After the First World War, Austria fell into disrepair and the city came under Italian rule. During the 20 years of administration, the city is in economic decline, primarily tourism, then the Parenzana railway line was abolished. During the Second World War, the city was bombed several times and the city center was severely damaged, the Franciscan monastery and several "insulas" of the Strograd core were destroyed. In 1947, with the Paris Peace Conference, Istria, and with it Poreč, became part of Yugoslavia, and the city itself left between 80% and 90% of its population and went into exile in Italy. The Yugoslav period is characterized by industrialization ("Školjka" fish processing factory) and the construction of tourist facilities.
In 1991, there was a change at the state level when Croatia declared independence from Yugoslavia and Poreč entered the 21st century as part of Croatia.
Poreč is located at 45.2258 degrees north latitude
and 13.593 degrees east longitude. It lies at an altitude of 29
The city, which is almost two thousand years old, is located in the port, which is protected from the sea by the island of Sveti Nikola. According to the 2011 census, the city itself has 9,790 inhabitants, most of whom live in the suburbs. The city of Poreč as a whole has a total population of 16,696 according to the same census from 2011.
The city of Porec has three islands and / or islets that are classified in the category MPNNo (small, occasionally inhabited and uninhabited islands and islets): Altijež, Regata, Sveti Nikola and six smaller altitudes (rocks of different shapes and sizes): Barbaran, Butaceja , Karbula, Safarel, Žontuja and Žontujić.
The Poreč region or Poreč region covers 142 km², with a coast 37 km long, from the river Mirna near Novigrad in the north to Funtana and Vrsar in the south. Apart from the city of Poreč itself, the municipalities of Funtana, Kaštelir-Labinci, Sveti Lovreč, Tar-Vabriga, Višnjan, Vrsar and Vižinada belong to Poreč.
The climate is very mild, without summer heat. August is the warmest month with an average of 30 ° C and low humidity, and January the coldest, with an average of 5 ° C. The city has more than 3850 hours of sunshine a year, which is an average of more than 10 hours of sunshine on a summer day. The sea temperature can rise up to 28 ° C, which is higher than the temperatures in southern Croatia. The average annual rainfall of 920 mm is evenly distributed throughout the year. In Poreč, the bora blows from the north and in winter brings cold and sunny weather, the south, the warm wind that brings rain from the south, and the mistral, the summer breeze that blows from the sea to the mainland.

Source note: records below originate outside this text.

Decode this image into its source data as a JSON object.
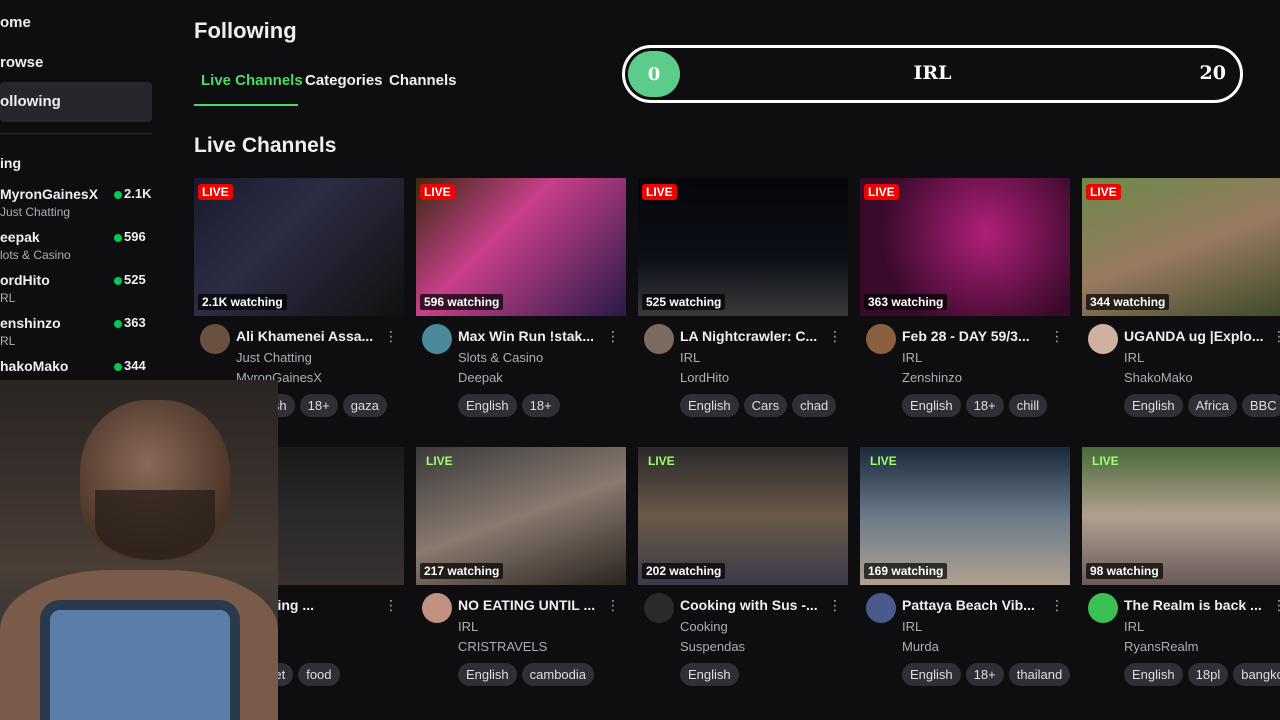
{
  "sidebar": {
    "nav": [
      {
        "label": "ome"
      },
      {
        "label": "rowse"
      },
      {
        "label": "ollowing"
      }
    ],
    "section_heading": "ing",
    "channels": [
      {
        "name": "MyronGainesX",
        "category": "Just Chatting",
        "viewers": "2.1K"
      },
      {
        "name": "eepak",
        "category": "lots & Casino",
        "viewers": "596"
      },
      {
        "name": "ordHito",
        "category": "RL",
        "viewers": "525"
      },
      {
        "name": "enshinzo",
        "category": "RL",
        "viewers": "363"
      },
      {
        "name": "hakoMako",
        "category": "",
        "viewers": "344"
      }
    ]
  },
  "header": {
    "title": "Following",
    "tabs": [
      {
        "label": "Live Channels"
      },
      {
        "label": "Categories"
      },
      {
        "label": "Channels"
      }
    ]
  },
  "progress": {
    "current": "0",
    "label": "IRL",
    "max": "20",
    "fill_fraction": 0,
    "color": "#5ccc8a"
  },
  "section_title": "Live Channels",
  "live_label": "LIVE",
  "cards": [
    {
      "watching": "2.1K watching",
      "title": "Ali Khamenei Assa...",
      "category": "Just Chatting",
      "streamer": "MyronGainesX",
      "tags": [
        "English",
        "18+",
        "gaza"
      ]
    },
    {
      "watching": "596 watching",
      "title": "Max Win Run !stak...",
      "category": "Slots & Casino",
      "streamer": "Deepak",
      "tags": [
        "English",
        "18+"
      ]
    },
    {
      "watching": "525 watching",
      "title": "LA Nightcrawler: C...",
      "category": "IRL",
      "streamer": "LordHito",
      "tags": [
        "English",
        "Cars",
        "chad"
      ]
    },
    {
      "watching": "363 watching",
      "title": "Feb 28 - DAY 59/3...",
      "category": "IRL",
      "streamer": "Zenshinzo",
      "tags": [
        "English",
        "18+",
        "chill"
      ]
    },
    {
      "watching": "344 watching",
      "title": "UGANDA ug |Explo...",
      "category": "IRL",
      "streamer": "ShakoMako",
      "tags": [
        "English",
        "Africa",
        "BBC"
      ]
    },
    {
      "watching": "",
      "title": "Watching ...",
      "category": "atting",
      "streamer": "e",
      "tags": [
        "B86bet",
        "food"
      ]
    },
    {
      "watching": "217 watching",
      "title": "NO EATING UNTIL ...",
      "category": "IRL",
      "streamer": "CRISTRAVELS",
      "tags": [
        "English",
        "cambodia"
      ]
    },
    {
      "watching": "202 watching",
      "title": "Cooking with Sus -...",
      "category": "Cooking",
      "streamer": "Suspendas",
      "tags": [
        "English"
      ]
    },
    {
      "watching": "169 watching",
      "title": "Pattaya Beach Vib...",
      "category": "IRL",
      "streamer": "Murda",
      "tags": [
        "English",
        "18+",
        "thailand"
      ]
    },
    {
      "watching": "98 watching",
      "title": "The Realm is back ...",
      "category": "IRL",
      "streamer": "RyansRealm",
      "tags": [
        "English",
        "18pl",
        "bangkok"
      ]
    }
  ]
}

Nearby is the Baredine Cave, the only open geological monument in Istria. The Lim Channel is a sea bay like a fjord that enters the interior 12 km, and was created due to the action of the river Pazinčica. It sometimes contains boulders of quartz that expose the action of the sea.
The landscape has rich Mediterranean vegetation, with pine forests and green macchia. The soil is made up of fertile red earth, red soil, along with stones. Crljenica is good for agriculture (cereals, orchards, olive groves, vegetable gardens). Today, the production of organic food, olives, grapes, quality wines such as Malvasia, Borgonja, Merlot, Pinot and Teran, is an important part of Poreč's economy.